Menurut Sutopo, upaya pemadaman terus dilakukan oleh Tim Satgas Terpadu dari TNI, Polri, BPBD, Manggala Agni, Damkar, dan relawan. “Kami juga mengerahkan dua helikopter water bombing jenis Bolco dan Bell 214, serta satu pesawat Casa TNI-AU untuk hujan buatan," ungkapnya.
Penanggulangan bencana kebakaran hutan dan lahan (karhutla) terus dilakukan di 10 kabupaten di Provinsi Kalbar. Status siaga darurat juga telah ditetapkan di Kabupaten Kubu Raya, Mempawah, Landak, Bengkayang, Sanggau, Sekadau, Sintang, Melawi, Kapuas Hulu, dan Kayong Utara. Sebanyak 3.500 personil dikerahkan untuk mengatasi karhutla di Kalbar.

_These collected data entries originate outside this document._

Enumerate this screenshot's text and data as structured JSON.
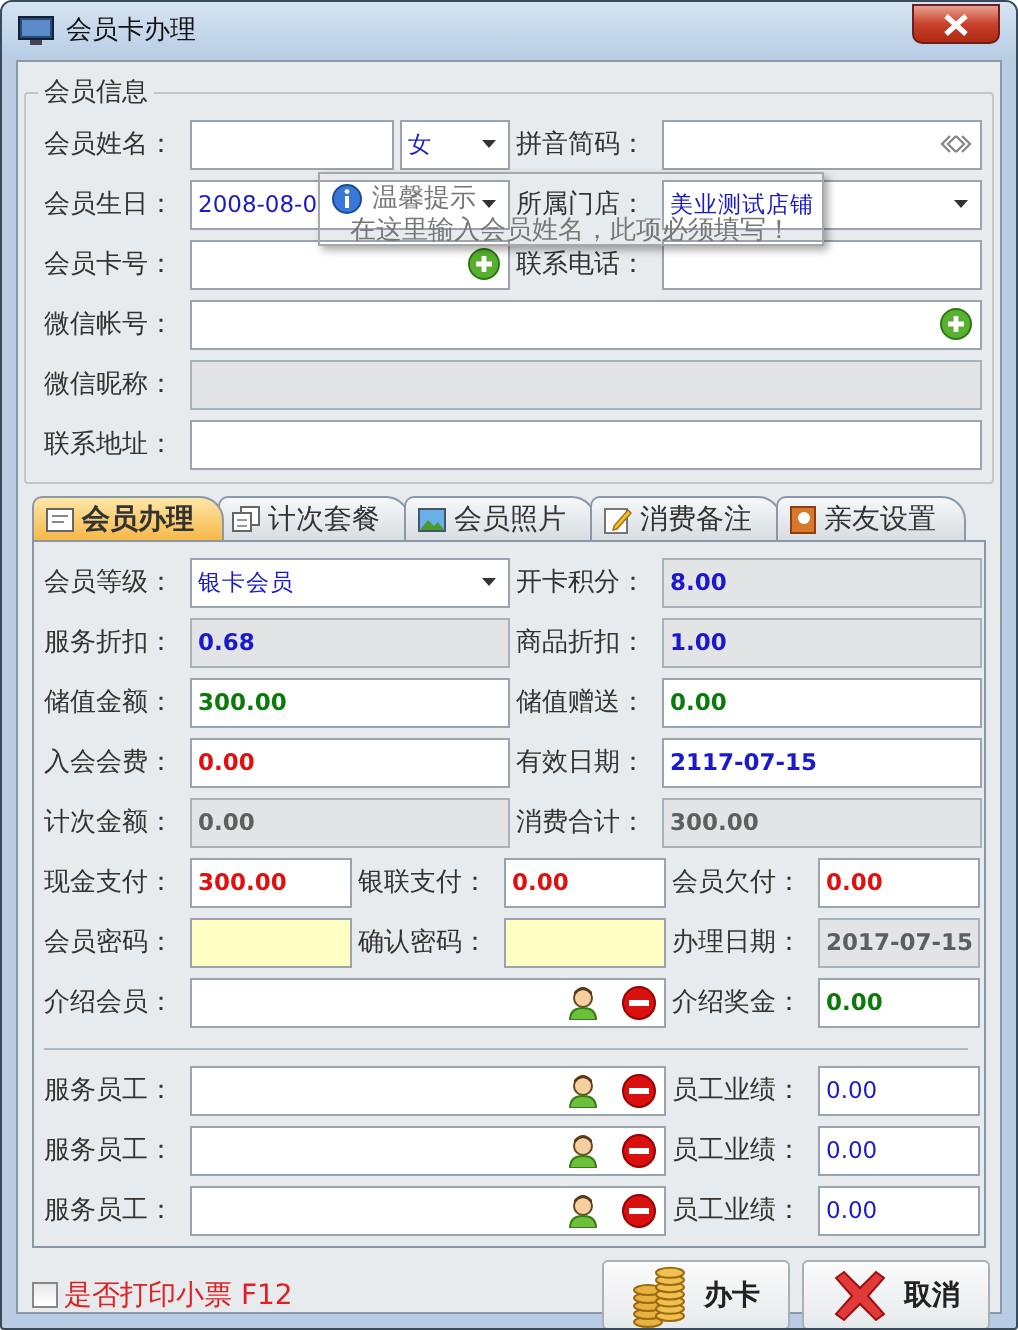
{
  "window": {
    "title": "会员卡办理"
  },
  "member_info": {
    "legend": "会员信息",
    "rows": [
      {
        "kind": "pair",
        "cells": [
          {
            "label": "会员姓名：",
            "fields": [
              {
                "kind": "input"
              },
              {
                "kind": "select",
                "value": "女",
                "color": "#1a1acc",
                "bold": false
              }
            ]
          },
          {
            "label": "拼音简码：",
            "fields": [
              {
                "kind": "pinyin"
              }
            ]
          }
        ]
      },
      {
        "kind": "pair",
        "cells": [
          {
            "label": "会员生日：",
            "fields": [
              {
                "kind": "date",
                "value": "2008-08-0",
                "color": "#1a1acc",
                "bold": false
              }
            ]
          },
          {
            "label": "所属门店：",
            "fields": [
              {
                "kind": "select",
                "value": "美业测试店铺",
                "color": "#1a1acc",
                "bold": false
              }
            ]
          }
        ]
      },
      {
        "kind": "pair",
        "cells": [
          {
            "label": "会员卡号：",
            "fields": [
              {
                "kind": "add"
              }
            ]
          },
          {
            "label": "联系电话：",
            "fields": [
              {
                "kind": "input"
              }
            ]
          }
        ]
      },
      {
        "kind": "full",
        "cells": [
          {
            "label": "微信帐号：",
            "fields": [
              {
                "kind": "add"
              }
            ]
          }
        ]
      },
      {
        "kind": "full",
        "cells": [
          {
            "label": "微信昵称：",
            "fields": [
              {
                "kind": "readonly"
              }
            ]
          }
        ]
      },
      {
        "kind": "full",
        "cells": [
          {
            "label": "联系地址：",
            "fields": [
              {
                "kind": "input"
              }
            ]
          }
        ]
      }
    ]
  },
  "tooltip": {
    "title": "温馨提示",
    "message": "在这里输入会员姓名，此项必须填写！"
  },
  "tabs": [
    {
      "label": "会员办理",
      "selected": true
    },
    {
      "label": "计次套餐",
      "selected": false
    },
    {
      "label": "会员照片",
      "selected": false
    },
    {
      "label": "消费备注",
      "selected": false
    },
    {
      "label": "亲友设置",
      "selected": false
    }
  ],
  "panel": {
    "rows": [
      {
        "kind": "pair",
        "cells": [
          {
            "label": "会员等级：",
            "fields": [
              {
                "kind": "select",
                "value": "银卡会员",
                "color": "#1a1acc",
                "bold": false
              }
            ]
          },
          {
            "label": "开卡积分：",
            "fields": [
              {
                "kind": "readonly",
                "value": "8.00",
                "color": "#1a1acc",
                "bold": true
              }
            ]
          }
        ]
      },
      {
        "kind": "pair",
        "cells": [
          {
            "label": "服务折扣：",
            "fields": [
              {
                "kind": "readonly",
                "value": "0.68",
                "color": "#1a1acc",
                "bold": true
              }
            ]
          },
          {
            "label": "商品折扣：",
            "fields": [
              {
                "kind": "readonly",
                "value": "1.00",
                "color": "#1a1acc",
                "bold": true
              }
            ]
          }
        ]
      },
      {
        "kind": "pair",
        "cells": [
          {
            "label": "储值金额：",
            "fields": [
              {
                "kind": "input",
                "value": "300.00",
                "color": "#0a7a0a",
                "bold": true
              }
            ]
          },
          {
            "label": "储值赠送：",
            "fields": [
              {
                "kind": "input",
                "value": "0.00",
                "color": "#0a7a0a",
                "bold": true
              }
            ]
          }
        ]
      },
      {
        "kind": "pair",
        "cells": [
          {
            "label": "入会会费：",
            "fields": [
              {
                "kind": "input",
                "value": "0.00",
                "color": "#e01010",
                "bold": true
              }
            ]
          },
          {
            "label": "有效日期：",
            "fields": [
              {
                "kind": "input",
                "value": "2117-07-15",
                "color": "#1a1acc",
                "bold": true
              }
            ]
          }
        ]
      },
      {
        "kind": "pair",
        "cells": [
          {
            "label": "计次金额：",
            "fields": [
              {
                "kind": "readonly",
                "value": "0.00",
                "color": "#5e5e5e",
                "bold": true
              }
            ]
          },
          {
            "label": "消费合计：",
            "fields": [
              {
                "kind": "readonly",
                "value": "300.00",
                "color": "#5e5e5e",
                "bold": true
              }
            ]
          }
        ]
      },
      {
        "kind": "triple",
        "cells": [
          {
            "label": "现金支付：",
            "fields": [
              {
                "kind": "input",
                "value": "300.00",
                "color": "#e01010",
                "bold": true
              }
            ]
          },
          {
            "label": "银联支付：",
            "fields": [
              {
                "kind": "input",
                "value": "0.00",
                "color": "#e01010",
                "bold": true
              }
            ]
          },
          {
            "label": "会员欠付：",
            "fields": [
              {
                "kind": "input",
                "value": "0.00",
                "color": "#e01010",
                "bold": true
              }
            ]
          }
        ]
      },
      {
        "kind": "triple",
        "cells": [
          {
            "label": "会员密码：",
            "fields": [
              {
                "kind": "password"
              }
            ]
          },
          {
            "label": "确认密码：",
            "fields": [
              {
                "kind": "password"
              }
            ]
          },
          {
            "label": "办理日期：",
            "fields": [
              {
                "kind": "readonly",
                "value": "2017-07-15",
                "color": "#5e5e5e",
                "bold": true
              }
            ]
          }
        ]
      },
      {
        "kind": "person",
        "cells": [
          {
            "label": "介绍会员：",
            "fields": [
              {
                "kind": "person"
              }
            ]
          },
          {
            "label": "介绍奖金：",
            "fields": [
              {
                "kind": "input",
                "value": "0.00",
                "color": "#0a7a0a",
                "bold": true
              }
            ]
          }
        ]
      },
      {
        "kind": "divider"
      },
      {
        "kind": "person",
        "cells": [
          {
            "label": "服务员工：",
            "fields": [
              {
                "kind": "person"
              }
            ]
          },
          {
            "label": "员工业绩：",
            "fields": [
              {
                "kind": "input",
                "value": "0.00",
                "color": "#1a1acc",
                "bold": false
              }
            ]
          }
        ]
      },
      {
        "kind": "person",
        "cells": [
          {
            "label": "服务员工：",
            "fields": [
              {
                "kind": "person"
              }
            ]
          },
          {
            "label": "员工业绩：",
            "fields": [
              {
                "kind": "input",
                "value": "0.00",
                "color": "#1a1acc",
                "bold": false
              }
            ]
          }
        ]
      },
      {
        "kind": "person",
        "cells": [
          {
            "label": "服务员工：",
            "fields": [
              {
                "kind": "person"
              }
            ]
          },
          {
            "label": "员工业绩：",
            "fields": [
              {
                "kind": "input",
                "value": "0.00",
                "color": "#1a1acc",
                "bold": false
              }
            ]
          }
        ]
      }
    ]
  },
  "footer": {
    "print_receipt": {
      "label": "是否打印小票 F12",
      "checked": false
    },
    "buttons": [
      {
        "label": "办卡",
        "kind": "coins"
      },
      {
        "label": "取消",
        "kind": "cancel"
      }
    ]
  }
}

Sutopo memerinci, hingga saat ini, sudah sekitar 600,6 hektare hutan dan lahan terbakar selama 2016. Dari jumlah itu sebanyak 509 hektare yang terbakar adalah lahan masyarakat, 1,6 hektare lahan perkebunan, dan 90 hektare kawasan konservasi. Kendala yang dihadapi di lapangan, menurut Sutopo, masih ada masyarakat membuka lahan pertanian untuk menanam padi dengan cara membakar. “Lahan yang sudah dipadamkan seringkali dibakar kembali, titik api baru cenderung muncul pada siang hari karena pembakaran sering pada siang hari.”